Thursday 17 December 2020

The Stanley Picker Gallery is delighted to host the second of its new series of Online Salons to facilitate exchange and dialogue between the creative community around the Gallery.

With COVID-19 changing how we operate as a cultural venue, our digital platforms have become ever more vital as ways of engaging with each other and with our audiences. We hope these gatherings will enhance our role as an “expanded studio”, where creative work is shared during its production, by inviting practitioners to gather online to share their working practice in an informal manner.

The second Online Salon features three of our current of Stanley Picker Fellows Dani AdmissThe Decorators and Ben Judd. They will be in conversation with each other about their Fellowship projects which are all collaborative in nature, draw on the Gallery’s locality in Kingston Upon Thames, and engage with our local community in different ways. Each project is at a different stage of development, so this will also be an opportunity for them to reflect and discuss the impact COVID-19 has had on their practices.

Dani Admiss is a curator and researcher working across the fields of design, art, technology and science. Her approach is framed by world-making practices and community-based research prioritising these as lenses to explore alternative forms of curatorial practice. Admiss has curated projects across the UK, Europe and internationally including at the Barbican Centre, Somerset House, MAAT, Lisbon and Lisbon Architecture Triennale.

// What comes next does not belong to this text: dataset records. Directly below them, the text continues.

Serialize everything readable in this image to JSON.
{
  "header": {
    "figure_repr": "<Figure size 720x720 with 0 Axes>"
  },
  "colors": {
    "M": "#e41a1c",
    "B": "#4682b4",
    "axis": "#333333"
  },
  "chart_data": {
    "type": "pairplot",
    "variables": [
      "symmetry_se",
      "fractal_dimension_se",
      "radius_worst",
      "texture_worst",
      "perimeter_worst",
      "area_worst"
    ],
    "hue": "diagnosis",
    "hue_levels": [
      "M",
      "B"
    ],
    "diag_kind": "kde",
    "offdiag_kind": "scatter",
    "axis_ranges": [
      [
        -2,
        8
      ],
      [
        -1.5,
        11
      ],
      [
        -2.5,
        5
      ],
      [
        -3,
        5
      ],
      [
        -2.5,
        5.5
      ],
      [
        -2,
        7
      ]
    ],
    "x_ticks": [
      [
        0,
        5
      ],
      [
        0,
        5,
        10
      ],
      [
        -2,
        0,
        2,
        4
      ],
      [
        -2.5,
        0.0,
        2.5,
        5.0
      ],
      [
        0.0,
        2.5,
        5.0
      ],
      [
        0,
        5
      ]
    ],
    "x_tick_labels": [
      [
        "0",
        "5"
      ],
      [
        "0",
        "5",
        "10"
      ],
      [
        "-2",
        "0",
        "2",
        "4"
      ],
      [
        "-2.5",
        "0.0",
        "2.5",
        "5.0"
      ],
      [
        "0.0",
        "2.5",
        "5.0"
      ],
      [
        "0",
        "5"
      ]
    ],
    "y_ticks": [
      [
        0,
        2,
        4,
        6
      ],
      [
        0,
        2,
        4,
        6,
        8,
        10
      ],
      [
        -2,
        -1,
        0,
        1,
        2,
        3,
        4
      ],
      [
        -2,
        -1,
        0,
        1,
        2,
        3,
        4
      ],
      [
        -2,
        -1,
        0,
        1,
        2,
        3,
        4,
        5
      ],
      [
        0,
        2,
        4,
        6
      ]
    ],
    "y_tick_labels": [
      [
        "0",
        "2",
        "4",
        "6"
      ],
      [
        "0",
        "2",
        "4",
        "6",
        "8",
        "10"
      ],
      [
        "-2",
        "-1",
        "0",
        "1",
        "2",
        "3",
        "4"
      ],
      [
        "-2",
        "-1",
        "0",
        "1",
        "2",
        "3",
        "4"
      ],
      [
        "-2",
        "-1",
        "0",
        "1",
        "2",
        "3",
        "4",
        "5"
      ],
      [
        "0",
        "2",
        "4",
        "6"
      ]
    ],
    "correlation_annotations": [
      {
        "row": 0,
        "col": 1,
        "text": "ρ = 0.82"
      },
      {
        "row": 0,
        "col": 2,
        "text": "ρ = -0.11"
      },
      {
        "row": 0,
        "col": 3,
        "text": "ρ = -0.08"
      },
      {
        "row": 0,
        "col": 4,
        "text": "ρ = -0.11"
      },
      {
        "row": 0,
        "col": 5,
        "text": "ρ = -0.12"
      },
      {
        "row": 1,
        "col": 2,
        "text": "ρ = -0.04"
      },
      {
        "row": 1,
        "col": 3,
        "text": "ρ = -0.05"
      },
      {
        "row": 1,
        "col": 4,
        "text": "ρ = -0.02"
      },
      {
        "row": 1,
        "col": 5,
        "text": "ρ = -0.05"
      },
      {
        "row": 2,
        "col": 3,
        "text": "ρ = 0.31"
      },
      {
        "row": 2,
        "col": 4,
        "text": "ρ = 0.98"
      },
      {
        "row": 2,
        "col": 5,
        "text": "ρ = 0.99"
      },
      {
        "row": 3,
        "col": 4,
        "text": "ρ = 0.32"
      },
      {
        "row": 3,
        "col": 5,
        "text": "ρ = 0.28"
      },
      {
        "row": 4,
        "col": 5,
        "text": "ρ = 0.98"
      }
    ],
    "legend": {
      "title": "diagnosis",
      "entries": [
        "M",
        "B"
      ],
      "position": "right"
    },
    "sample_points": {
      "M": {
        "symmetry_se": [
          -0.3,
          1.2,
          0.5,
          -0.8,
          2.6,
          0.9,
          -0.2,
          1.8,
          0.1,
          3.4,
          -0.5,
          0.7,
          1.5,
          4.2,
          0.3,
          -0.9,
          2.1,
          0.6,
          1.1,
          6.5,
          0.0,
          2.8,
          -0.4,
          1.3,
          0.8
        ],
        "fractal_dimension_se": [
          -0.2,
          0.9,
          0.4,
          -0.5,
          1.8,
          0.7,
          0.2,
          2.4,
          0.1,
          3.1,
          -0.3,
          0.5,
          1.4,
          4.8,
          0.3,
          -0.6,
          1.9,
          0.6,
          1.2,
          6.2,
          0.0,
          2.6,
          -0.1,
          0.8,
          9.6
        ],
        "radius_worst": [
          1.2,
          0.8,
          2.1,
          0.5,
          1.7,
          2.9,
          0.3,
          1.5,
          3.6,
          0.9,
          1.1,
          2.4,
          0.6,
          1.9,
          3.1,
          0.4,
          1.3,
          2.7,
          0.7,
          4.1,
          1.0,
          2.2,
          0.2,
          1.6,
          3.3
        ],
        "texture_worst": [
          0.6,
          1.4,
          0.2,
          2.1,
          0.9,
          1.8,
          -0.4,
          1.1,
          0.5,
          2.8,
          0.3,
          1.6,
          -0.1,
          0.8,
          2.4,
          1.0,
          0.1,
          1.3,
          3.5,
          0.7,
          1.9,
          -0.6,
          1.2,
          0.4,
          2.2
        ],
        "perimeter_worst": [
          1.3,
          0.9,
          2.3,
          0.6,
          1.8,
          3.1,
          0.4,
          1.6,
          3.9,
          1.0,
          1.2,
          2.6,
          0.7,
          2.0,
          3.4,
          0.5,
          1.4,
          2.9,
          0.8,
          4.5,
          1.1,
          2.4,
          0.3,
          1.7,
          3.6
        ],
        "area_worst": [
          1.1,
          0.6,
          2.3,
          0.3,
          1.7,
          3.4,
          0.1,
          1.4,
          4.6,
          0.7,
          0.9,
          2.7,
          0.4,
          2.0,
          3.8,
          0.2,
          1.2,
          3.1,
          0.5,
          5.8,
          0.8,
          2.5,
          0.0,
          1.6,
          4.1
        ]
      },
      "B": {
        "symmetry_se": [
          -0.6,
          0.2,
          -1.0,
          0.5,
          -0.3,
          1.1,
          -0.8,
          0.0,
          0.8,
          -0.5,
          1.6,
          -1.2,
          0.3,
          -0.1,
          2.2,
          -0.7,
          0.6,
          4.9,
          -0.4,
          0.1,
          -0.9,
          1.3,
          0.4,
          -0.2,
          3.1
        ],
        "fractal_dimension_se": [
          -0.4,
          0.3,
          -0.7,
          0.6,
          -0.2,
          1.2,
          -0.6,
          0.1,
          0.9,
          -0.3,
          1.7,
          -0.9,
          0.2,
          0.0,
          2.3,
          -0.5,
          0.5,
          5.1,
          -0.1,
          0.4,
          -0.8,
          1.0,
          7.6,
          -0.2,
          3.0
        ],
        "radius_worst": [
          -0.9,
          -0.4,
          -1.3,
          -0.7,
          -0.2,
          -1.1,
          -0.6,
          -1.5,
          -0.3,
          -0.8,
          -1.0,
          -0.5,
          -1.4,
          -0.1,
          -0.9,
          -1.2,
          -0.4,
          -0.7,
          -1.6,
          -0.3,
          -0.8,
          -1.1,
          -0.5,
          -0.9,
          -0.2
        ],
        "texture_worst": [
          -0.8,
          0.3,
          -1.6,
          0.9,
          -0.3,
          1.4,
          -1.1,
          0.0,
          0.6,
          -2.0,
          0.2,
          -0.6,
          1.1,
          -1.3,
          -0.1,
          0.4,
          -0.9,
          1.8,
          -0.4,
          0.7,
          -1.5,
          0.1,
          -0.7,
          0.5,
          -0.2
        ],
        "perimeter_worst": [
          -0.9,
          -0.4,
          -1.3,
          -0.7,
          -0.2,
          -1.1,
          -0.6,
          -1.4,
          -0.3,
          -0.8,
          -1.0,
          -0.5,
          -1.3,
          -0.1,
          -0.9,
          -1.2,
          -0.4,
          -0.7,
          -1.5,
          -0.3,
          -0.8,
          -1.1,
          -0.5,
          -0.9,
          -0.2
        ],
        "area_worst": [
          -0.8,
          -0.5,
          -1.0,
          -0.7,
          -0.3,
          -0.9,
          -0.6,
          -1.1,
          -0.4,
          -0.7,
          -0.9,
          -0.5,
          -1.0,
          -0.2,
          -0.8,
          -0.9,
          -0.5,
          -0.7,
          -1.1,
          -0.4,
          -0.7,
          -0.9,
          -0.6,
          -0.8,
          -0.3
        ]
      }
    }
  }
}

The Decorators is an interdisciplinary design collective founded by Suzanne O’Connell, Carolina Caicedo, Xavi Llarch Font and Mariana Pestana in 2011. With backgrounds in landscape architecture, spatial design, curation and psychology, they work on spatial design projects that aim to reconnect the physical elements of a place with its social dimension.

Ben Judd is an artist based in London. His work examines collectivity and participation through performance, moving image and installation, enabling different forms of communities to be explored in relation to site and context. He often works with collaborators as a method to develop self-reflexive folk histories and construct temporary communities. Judd has exhibited widely in the UK and abroad, recently including ICA, Art Night London, Whitstable Biennale and Victoria Gallery & Museum, University of Liverpool.